Found myself in Las Vegas last weekend.  Not my favorite city, but it is certainly turgid with people-watching opportunities….

My friends and i were spending an evening at The Flamingo, pumping $20’s into slots and video poker, and pounding ‘free’ drinks for entertainment after dinner.  There was a text from Jan late in the evening – “Join us on the Margaritaville Patio!  There’s something we need you to do…”

Having consumed my weight in vodka tonics for the evening, it seemed a reasonable request.  i found them lined up at the bar outside, facing The Strip.  Without a word, i knew why i’d been summoned…

Busking

daisyfae:  No.  Just ‘No!’  Damn… That’s the toughest busker on earth….

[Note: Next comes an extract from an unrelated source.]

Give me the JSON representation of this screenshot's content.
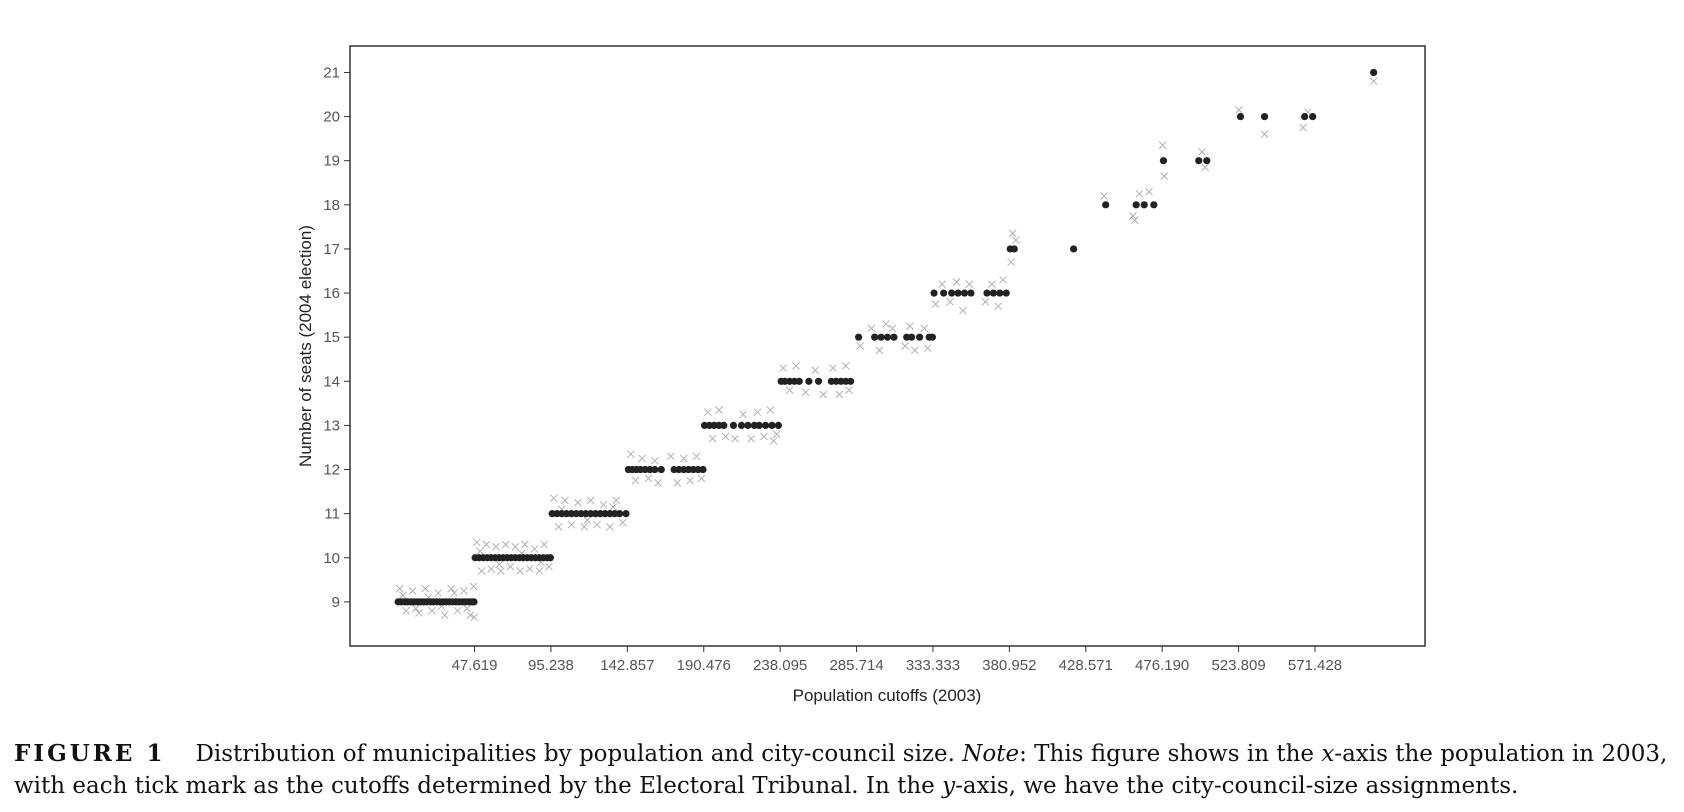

We watched him for almost an hour.  Relieved that he had no customers.  Sipping his drink, texting on his phone, he manned his post…

Vegas Strip

We watched the parade on the Vegas Strip.  Couples… A double take… Usually The Man looking over his shoulder as they passed, tapping The Woman on the shoulder and pointing out The Crazy Guy who would take a shot to the balls for $20. Groups of Businessmen, giving him a side-eye and shaking their heads as they walked along. Packs of young men, the bachelor party brigades, goading each other with the challenge….

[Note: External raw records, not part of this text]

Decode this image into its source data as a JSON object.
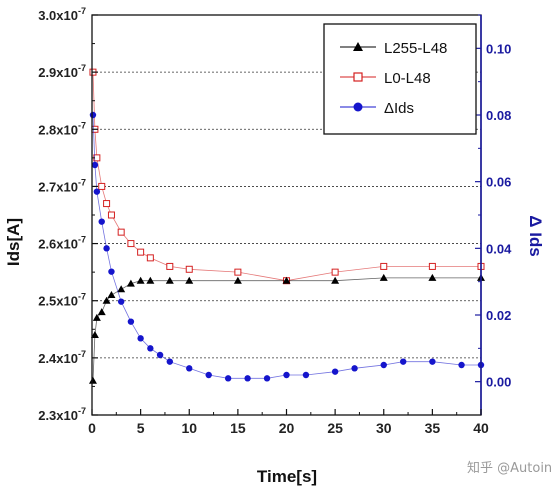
{
  "chart_data": {
    "type": "scatter",
    "xlabel": "Time[s]",
    "ylabel": "Ids[A]",
    "y2label": "Δ Ids",
    "xlim": [
      0,
      40
    ],
    "ylim": [
      2.3e-07,
      3e-07
    ],
    "y2lim": [
      -0.01,
      0.11
    ],
    "x_ticks": [
      "0",
      "5",
      "10",
      "15",
      "20",
      "25",
      "30",
      "35",
      "40"
    ],
    "y_ticks": [
      {
        "mantissa": "2.3x10",
        "exp": "-7"
      },
      {
        "mantissa": "2.4x10",
        "exp": "-7"
      },
      {
        "mantissa": "2.5x10",
        "exp": "-7"
      },
      {
        "mantissa": "2.6x10",
        "exp": "-7"
      },
      {
        "mantissa": "2.7x10",
        "exp": "-7"
      },
      {
        "mantissa": "2.8x10",
        "exp": "-7"
      },
      {
        "mantissa": "2.9x10",
        "exp": "-7"
      },
      {
        "mantissa": "3.0x10",
        "exp": "-7"
      }
    ],
    "y2_ticks": [
      "0.00",
      "0.02",
      "0.04",
      "0.06",
      "0.08",
      "0.10"
    ],
    "grid": "horizontal dotted",
    "legend_position": "top-right",
    "series": [
      {
        "name": "L255-L48",
        "axis": "left",
        "marker": "filled-triangle",
        "color": "#000000",
        "x": [
          0.1,
          0.3,
          0.5,
          1,
          1.5,
          2,
          3,
          4,
          5,
          6,
          8,
          10,
          15,
          20,
          25,
          30,
          35,
          40
        ],
        "y": [
          2.36e-07,
          2.44e-07,
          2.47e-07,
          2.48e-07,
          2.5e-07,
          2.51e-07,
          2.52e-07,
          2.53e-07,
          2.535e-07,
          2.535e-07,
          2.535e-07,
          2.535e-07,
          2.535e-07,
          2.535e-07,
          2.535e-07,
          2.54e-07,
          2.54e-07,
          2.54e-07
        ]
      },
      {
        "name": "L0-L48",
        "axis": "left",
        "marker": "open-square",
        "color": "#d42020",
        "x": [
          0.1,
          0.3,
          0.5,
          1,
          1.5,
          2,
          3,
          4,
          5,
          6,
          8,
          10,
          15,
          20,
          25,
          30,
          35,
          40
        ],
        "y": [
          2.9e-07,
          2.8e-07,
          2.75e-07,
          2.7e-07,
          2.67e-07,
          2.65e-07,
          2.62e-07,
          2.6e-07,
          2.585e-07,
          2.575e-07,
          2.56e-07,
          2.555e-07,
          2.55e-07,
          2.535e-07,
          2.55e-07,
          2.56e-07,
          2.56e-07,
          2.56e-07
        ]
      },
      {
        "name": "ΔIds",
        "axis": "right",
        "marker": "filled-circle",
        "color": "#1515cc",
        "x": [
          0.1,
          0.3,
          0.5,
          1,
          1.5,
          2,
          3,
          4,
          5,
          6,
          7,
          8,
          10,
          12,
          14,
          16,
          18,
          20,
          22,
          25,
          27,
          30,
          32,
          35,
          38,
          40
        ],
        "y": [
          0.08,
          0.065,
          0.057,
          0.048,
          0.04,
          0.033,
          0.024,
          0.018,
          0.013,
          0.01,
          0.008,
          0.006,
          0.004,
          0.002,
          0.001,
          0.001,
          0.001,
          0.002,
          0.002,
          0.003,
          0.004,
          0.005,
          0.006,
          0.006,
          0.005,
          0.005
        ]
      }
    ]
  },
  "watermark": "知乎 @Autoinfo"
}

Occasionally, someone would slow down and read the entire sign. “Women, half price!” The busker would taunt them, in a good-natured way “C’mon! You’ve always wanted to do it, haven’t you?”

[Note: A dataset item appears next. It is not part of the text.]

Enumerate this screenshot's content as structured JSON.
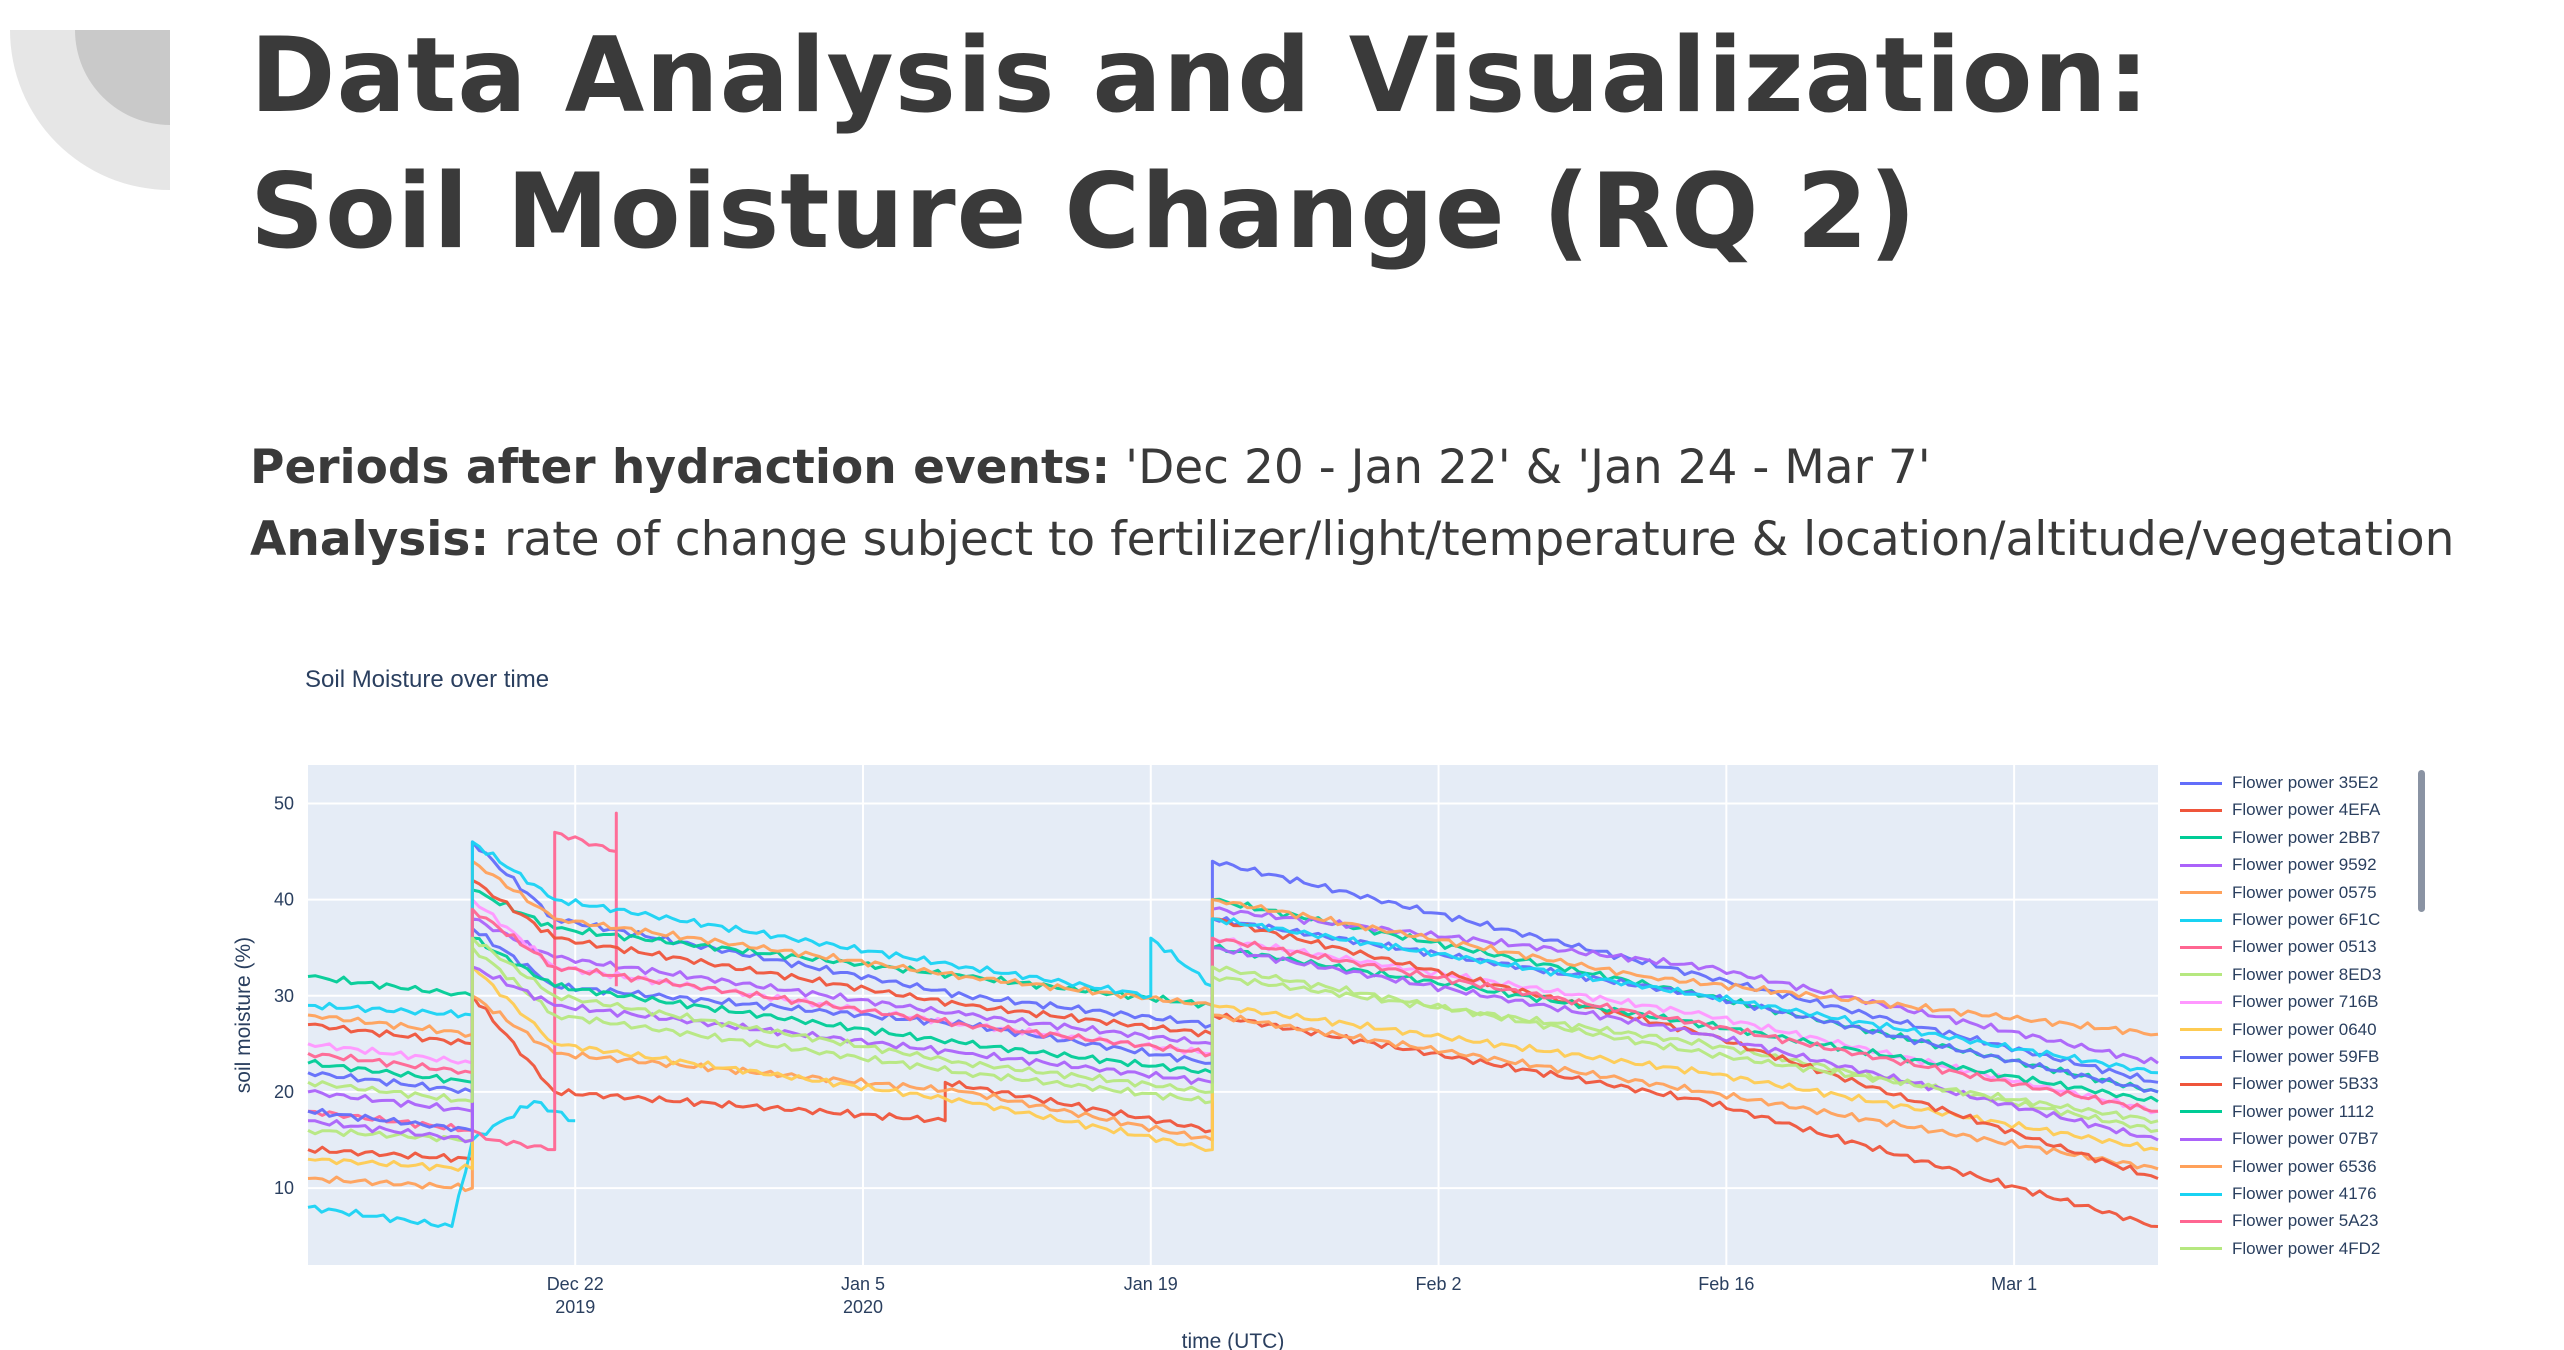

A man stepped up behind us...”I was here last night.  There were three BIG dudes who paid him… Launched him.  He went airborne.  Kicked him really hard.  He didn’t flinch…”

Mark and i were trying to figure out how he did it….

daisyfae: Do you think he tucks and tapes, like a drag queen?

Mark: Maybe he’s a eunuch?

We both agreed that we needed answers.  He handed me $10, and i pulled $10 from my pocket…

conversating

daisyfae: So, there was a guy who said you were hammered by some frat-bros last night.  Lifted you in the air and you didn’t flinch.  How the hell do you do this?  Do you tuck?

Busker: No.  It’s real.  I figure if I”m going to go in their faces like this, I need to put up…

daisyfae: Jesus, man… Doesn’t it hurt?

Busker: I just don’t give a fuck anymore…

i handed him $20, wished him a good evening, and he thanked me…

When he folded his sign, it simply said “Stay in school”.